コンプライアンスとは?【労務リスク管理と企業運営の基礎】
【定義】コンプライアンス(Compliance)とは、直訳で「法令遵守」を意味しますが、企業経営においては、法令だけでなく、社会規範、企業倫理、社内ルールなど、あらゆる規範やルールを遵守し、公正・誠実に企業活動を行うことを指します。労務管理においては、労働基準法やハラスメント防止法などの法令遵守が特に重要になります。
コンプライアンス体制の不備は、企業の信頼失墜、行政処分、損害賠償といった致命的なリスクにつながります。中小企業が最低限押さえるべき労務コンプライアンスの基本を解説します。
労務管理におけるコンプライアンスの重要項目
人事・労務の分野では、以下の項目がコンプライアンス違反のリスクとなりやすいです。
1. 労働時間・賃金管理
- 長時間労働の防止: 36協定の遵守、サービス残業の撲滅、労働時間の適切な把握。
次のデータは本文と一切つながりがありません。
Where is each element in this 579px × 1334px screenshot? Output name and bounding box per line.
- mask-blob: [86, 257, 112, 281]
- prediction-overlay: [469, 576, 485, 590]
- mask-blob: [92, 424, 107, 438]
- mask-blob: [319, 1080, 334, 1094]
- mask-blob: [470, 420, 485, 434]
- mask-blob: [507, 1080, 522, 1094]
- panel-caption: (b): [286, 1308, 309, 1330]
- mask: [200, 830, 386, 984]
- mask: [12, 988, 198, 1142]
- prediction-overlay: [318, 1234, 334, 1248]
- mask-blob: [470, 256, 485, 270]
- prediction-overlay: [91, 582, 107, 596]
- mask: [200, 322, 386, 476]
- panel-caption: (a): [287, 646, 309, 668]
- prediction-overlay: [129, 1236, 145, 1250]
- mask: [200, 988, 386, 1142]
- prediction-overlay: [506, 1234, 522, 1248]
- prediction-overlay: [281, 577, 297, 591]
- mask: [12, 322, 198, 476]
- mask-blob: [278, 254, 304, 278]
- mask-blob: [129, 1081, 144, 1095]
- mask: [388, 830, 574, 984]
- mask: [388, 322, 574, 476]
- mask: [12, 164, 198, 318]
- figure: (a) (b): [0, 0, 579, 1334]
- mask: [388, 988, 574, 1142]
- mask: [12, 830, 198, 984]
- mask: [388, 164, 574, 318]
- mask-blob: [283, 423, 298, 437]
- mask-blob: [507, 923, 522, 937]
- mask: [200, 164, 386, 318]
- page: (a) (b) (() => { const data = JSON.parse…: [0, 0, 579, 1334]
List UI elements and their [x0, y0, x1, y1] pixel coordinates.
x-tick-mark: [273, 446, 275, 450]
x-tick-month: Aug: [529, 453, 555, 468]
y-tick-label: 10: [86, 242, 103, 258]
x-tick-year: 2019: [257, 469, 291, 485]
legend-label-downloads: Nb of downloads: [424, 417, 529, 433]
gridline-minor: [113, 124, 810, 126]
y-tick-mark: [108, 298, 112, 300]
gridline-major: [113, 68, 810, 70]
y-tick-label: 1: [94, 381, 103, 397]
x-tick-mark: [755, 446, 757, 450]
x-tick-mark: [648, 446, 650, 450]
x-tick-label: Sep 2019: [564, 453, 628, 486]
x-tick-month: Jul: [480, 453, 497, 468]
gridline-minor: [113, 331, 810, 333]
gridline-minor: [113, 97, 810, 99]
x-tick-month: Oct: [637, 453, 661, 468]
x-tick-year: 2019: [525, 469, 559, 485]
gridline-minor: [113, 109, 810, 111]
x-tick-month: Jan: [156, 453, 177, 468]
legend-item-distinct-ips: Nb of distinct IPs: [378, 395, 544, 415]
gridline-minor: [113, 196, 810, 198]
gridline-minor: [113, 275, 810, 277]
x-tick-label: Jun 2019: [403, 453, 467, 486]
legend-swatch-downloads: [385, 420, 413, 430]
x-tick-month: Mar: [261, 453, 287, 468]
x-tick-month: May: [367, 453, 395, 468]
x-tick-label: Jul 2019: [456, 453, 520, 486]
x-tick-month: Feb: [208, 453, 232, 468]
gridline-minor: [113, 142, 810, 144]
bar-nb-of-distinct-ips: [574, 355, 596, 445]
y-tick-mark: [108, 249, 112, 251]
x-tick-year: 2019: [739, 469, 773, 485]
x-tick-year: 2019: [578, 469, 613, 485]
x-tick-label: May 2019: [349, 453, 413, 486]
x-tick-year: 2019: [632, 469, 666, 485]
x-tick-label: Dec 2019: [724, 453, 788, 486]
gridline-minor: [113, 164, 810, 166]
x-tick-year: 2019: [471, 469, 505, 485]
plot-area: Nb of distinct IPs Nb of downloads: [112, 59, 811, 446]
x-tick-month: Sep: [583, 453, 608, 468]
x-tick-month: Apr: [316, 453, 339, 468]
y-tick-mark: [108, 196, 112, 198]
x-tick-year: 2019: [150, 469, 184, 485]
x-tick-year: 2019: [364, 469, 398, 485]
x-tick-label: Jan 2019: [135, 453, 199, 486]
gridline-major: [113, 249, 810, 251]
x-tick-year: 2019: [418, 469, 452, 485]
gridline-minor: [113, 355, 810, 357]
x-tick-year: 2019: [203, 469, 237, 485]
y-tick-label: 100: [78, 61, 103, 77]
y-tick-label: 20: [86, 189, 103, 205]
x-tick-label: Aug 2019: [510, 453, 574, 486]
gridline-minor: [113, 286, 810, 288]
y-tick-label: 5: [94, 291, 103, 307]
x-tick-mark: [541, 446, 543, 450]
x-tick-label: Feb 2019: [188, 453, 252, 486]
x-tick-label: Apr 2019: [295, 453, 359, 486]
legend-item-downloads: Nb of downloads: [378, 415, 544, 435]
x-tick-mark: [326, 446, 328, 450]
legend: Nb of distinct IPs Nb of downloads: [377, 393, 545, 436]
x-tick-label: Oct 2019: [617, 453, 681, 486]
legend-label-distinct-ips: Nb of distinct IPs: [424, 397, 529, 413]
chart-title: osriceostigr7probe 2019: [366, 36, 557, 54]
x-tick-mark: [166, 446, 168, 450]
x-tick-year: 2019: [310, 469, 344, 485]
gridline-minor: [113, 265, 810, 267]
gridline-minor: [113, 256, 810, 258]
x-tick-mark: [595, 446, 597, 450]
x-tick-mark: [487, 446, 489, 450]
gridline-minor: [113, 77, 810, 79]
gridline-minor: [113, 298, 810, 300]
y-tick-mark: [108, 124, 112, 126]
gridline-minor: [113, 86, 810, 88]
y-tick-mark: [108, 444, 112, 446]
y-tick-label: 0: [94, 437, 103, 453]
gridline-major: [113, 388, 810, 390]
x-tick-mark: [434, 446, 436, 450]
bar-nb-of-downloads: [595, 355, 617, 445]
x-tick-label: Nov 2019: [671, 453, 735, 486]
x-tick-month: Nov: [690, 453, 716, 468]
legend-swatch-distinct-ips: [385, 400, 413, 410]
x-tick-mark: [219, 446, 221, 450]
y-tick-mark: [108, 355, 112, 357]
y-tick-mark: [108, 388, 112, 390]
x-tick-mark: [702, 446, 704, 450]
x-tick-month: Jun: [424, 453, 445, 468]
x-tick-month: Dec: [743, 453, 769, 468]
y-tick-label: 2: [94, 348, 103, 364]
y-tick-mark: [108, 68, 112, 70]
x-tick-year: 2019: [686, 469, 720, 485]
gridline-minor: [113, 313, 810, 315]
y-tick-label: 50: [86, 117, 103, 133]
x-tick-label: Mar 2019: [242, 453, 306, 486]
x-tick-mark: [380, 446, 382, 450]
- 未払い賃金・残業代: 割増賃金(残業代、深夜手当、休日手当)の正確な計算と支払い。
- 賃金台帳の正確な記載: 法定帳簿の記載事項漏れがないか。
2. 雇用・就業規則の整備
- 就業規則の周知徹底: 作成した就業規則を社員に適切に周知すること。
- 労働契約: 雇用契約書(労働条件通知書)の交付と、労働条件の明確化。
3. ハラスメント・多様性対応
- ハラスメント対策: パワハラ、セクハラ、マタハラに対する防止措置(相談窓口設置、研修の実施)。
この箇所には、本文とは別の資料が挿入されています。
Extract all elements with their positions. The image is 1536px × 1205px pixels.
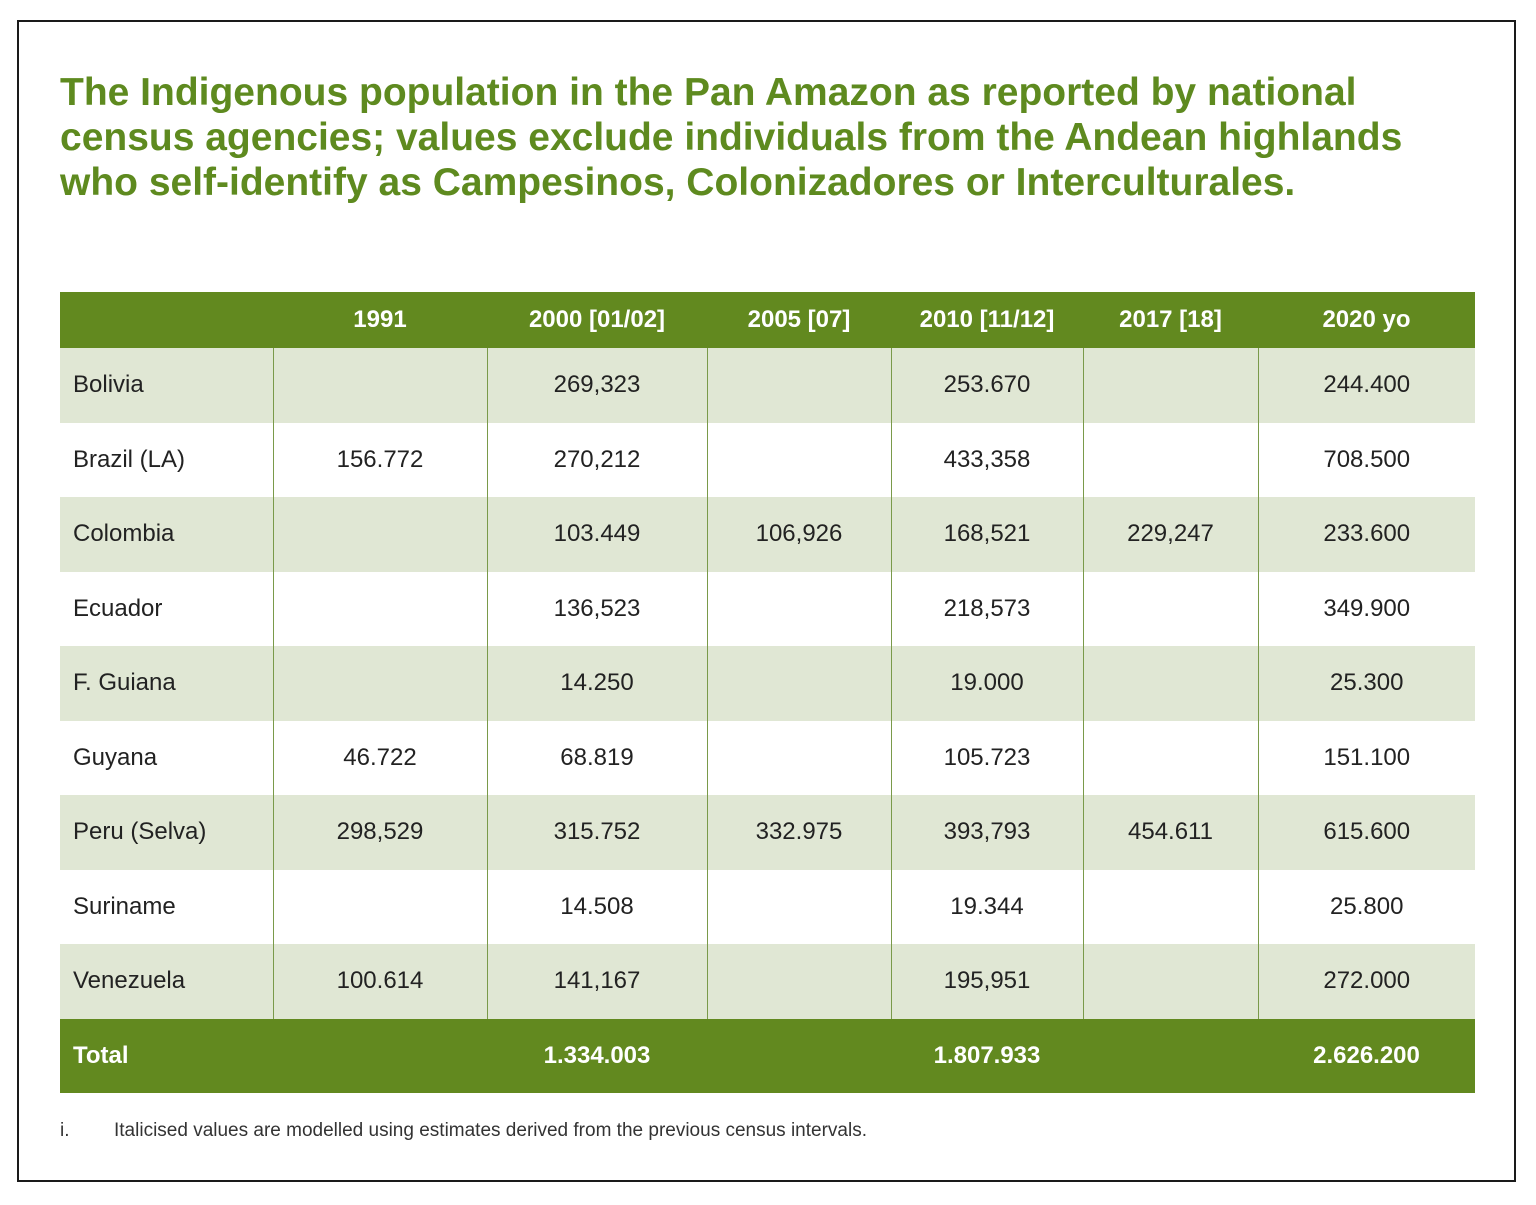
- value-cell: [706, 646, 891, 721]
- value-cell: [272, 571, 487, 646]
- value-cell: 19.000: [890, 646, 1083, 721]
- country-cell: Peru (Selva): [60, 795, 273, 870]
- value-cell: [1082, 944, 1258, 1019]
- country-cell: F. Guiana: [60, 646, 273, 721]
- value-cell: 168,521: [890, 497, 1083, 572]
- value-cell: 218,573: [890, 571, 1083, 646]
- value-cell: 270,212: [486, 422, 707, 497]
- total-label: Total: [60, 1018, 273, 1093]
- value-cell: 615.600: [1257, 795, 1475, 870]
- column-header: 2005 [07]: [707, 292, 891, 348]
- table-row: Colombia 103.449 106,926 168,521 229,247 233.…: [60, 497, 1475, 572]
- value-cell: 349.900: [1257, 571, 1475, 646]
- value-cell: 315.752: [486, 795, 707, 870]
- value-cell: 244.400: [1257, 348, 1475, 423]
- table-row: Venezuela 100.614 141,167 195,951 272.000: [60, 944, 1475, 1019]
- column-header: 2020 yo: [1258, 292, 1475, 348]
- column-header: 2017 [18]: [1083, 292, 1258, 348]
- value-cell: [706, 348, 891, 423]
- value-cell: [706, 422, 891, 497]
- value-cell: [272, 348, 487, 423]
- total-value: 1.807.933: [891, 1018, 1083, 1093]
- value-cell: 14.250: [486, 646, 707, 721]
- value-cell: 433,358: [890, 422, 1083, 497]
- value-cell: 332.975: [706, 795, 891, 870]
- value-cell: 136,523: [486, 571, 707, 646]
- value-cell: 229,247: [1082, 497, 1258, 572]
- document-frame: [17, 20, 1516, 1182]
- population-table: 1991 2000 [01/02] 2005 [07] 2010 [11/12] 201…: [60, 292, 1475, 1093]
- value-cell: [272, 646, 487, 721]
- country-cell: Brazil (LA): [73, 445, 186, 473]
- value-cell: 151.100: [1257, 720, 1475, 795]
- table-row: Bolivia 269,323 253.670 244.400: [60, 348, 1475, 423]
- column-header: 2000 [01/02]: [487, 292, 707, 348]
- page-title: The Indigenous population in the Pan Ama…: [60, 71, 1403, 204]
- table-row: Suriname 14.508 19.344 25.800: [60, 869, 1475, 944]
- value-cell: 100.614: [272, 944, 487, 1019]
- table-row: Brazil (LA) 156.772 270,212 433,358 708.500: [60, 422, 1475, 497]
- total-value: 1.334.003: [487, 1018, 707, 1093]
- value-cell: [706, 944, 891, 1019]
- value-cell: [1082, 869, 1258, 944]
- value-cell: 46.722: [272, 720, 487, 795]
- table-row: Guyana 46.722 68.819 105.723 151.100: [60, 720, 1475, 795]
- table-row: Ecuador 136,523 218,573 349.900: [60, 571, 1475, 646]
- value-cell: [272, 869, 487, 944]
- total-value: [707, 1018, 891, 1093]
- total-value: [1083, 1018, 1258, 1093]
- value-cell: 141,167: [486, 944, 707, 1019]
- value-cell: 454.611: [1082, 795, 1258, 870]
- value-cell: 269,323: [486, 348, 707, 423]
- footnote: i. Italicised values are modelled using e…: [60, 1120, 867, 1142]
- value-cell: 156.772: [272, 422, 487, 497]
- footnote-marker: i.: [60, 1120, 70, 1141]
- value-cell: [272, 497, 487, 572]
- value-cell: 103.449: [486, 497, 707, 572]
- value-cell: [706, 869, 891, 944]
- table-header-row: 1991 2000 [01/02] 2005 [07] 2010 [11/12] 201…: [60, 292, 1475, 348]
- value-cell: 272.000: [1257, 944, 1475, 1019]
- footnote-text: Italicised values are modelled using est…: [114, 1120, 867, 1141]
- value-cell: 25.800: [1257, 869, 1475, 944]
- value-cell: 195,951: [890, 944, 1083, 1019]
- country-cell: Venezuela: [60, 944, 273, 1019]
- total-value: [273, 1018, 487, 1093]
- value-cell: 25.300: [1257, 646, 1475, 721]
- value-cell: 14.508: [486, 869, 707, 944]
- value-cell: 19.344: [890, 869, 1083, 944]
- value-cell: 106,926: [706, 497, 891, 572]
- value-cell: 105.723: [890, 720, 1083, 795]
- total-value: 2.626.200: [1258, 1018, 1475, 1093]
- table-row: F. Guiana 14.250 19.000 25.300: [60, 646, 1475, 721]
- total-row: Total 1.334.003 1.807.933 2.626.200: [60, 1018, 1475, 1093]
- country-cell: Guyana: [73, 743, 158, 771]
- value-cell: 68.819: [486, 720, 707, 795]
- value-cell: [1082, 422, 1258, 497]
- value-cell: 298,529: [272, 795, 487, 870]
- value-cell: [1082, 571, 1258, 646]
- value-cell: [1082, 720, 1258, 795]
- value-cell: 253.670: [890, 348, 1083, 423]
- column-header: 2010 [11/12]: [891, 292, 1083, 348]
- country-cell: Ecuador: [73, 594, 163, 622]
- column-header: [60, 292, 273, 348]
- value-cell: 393,793: [890, 795, 1083, 870]
- country-cell: Bolivia: [60, 348, 273, 423]
- value-cell: [706, 720, 891, 795]
- value-cell: 233.600: [1257, 497, 1475, 572]
- value-cell: [706, 571, 891, 646]
- country-cell: Suriname: [73, 892, 176, 920]
- value-cell: [1082, 348, 1258, 423]
- country-cell: Colombia: [60, 497, 273, 572]
- value-cell: 708.500: [1257, 422, 1475, 497]
- value-cell: [1082, 646, 1258, 721]
- column-header: 1991: [273, 292, 487, 348]
- table-row: Peru (Selva) 298,529 315.752 332.975 393,793…: [60, 795, 1475, 870]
- 差別禁止: 採用、昇進、賃金において、不当な差別(性別、国籍など)を行わないこと。
中小企業が取るべきコンプライアンス対策
対策1: 就業規則と賃金規程の定期的な見直し
法改正(例:同一労働同一賃金、育児介護休業法)に迅速に対応できるよう、就業規則や賃金規程を最低でも3年に一度は見直し、必要に応じて管轄の労働基準監督署へ届け出ます。
対策2: 内部通報窓口と研修の実施
社員が安心して相談できるハラスメントや法令違反の内部通報窓口を設置し、匿名性を保証します。管理職向けには、労務コンプライアンス研修を義務付けます。
対策3: 人事・労務業務のアウトソース
専門知識が必要な労務管理や給与計算は、社会保険労務士などの外部専門家に委託(アウトソース)し、法的リスクを最小限に抑えることが、中小企業にとっては最も現実的です。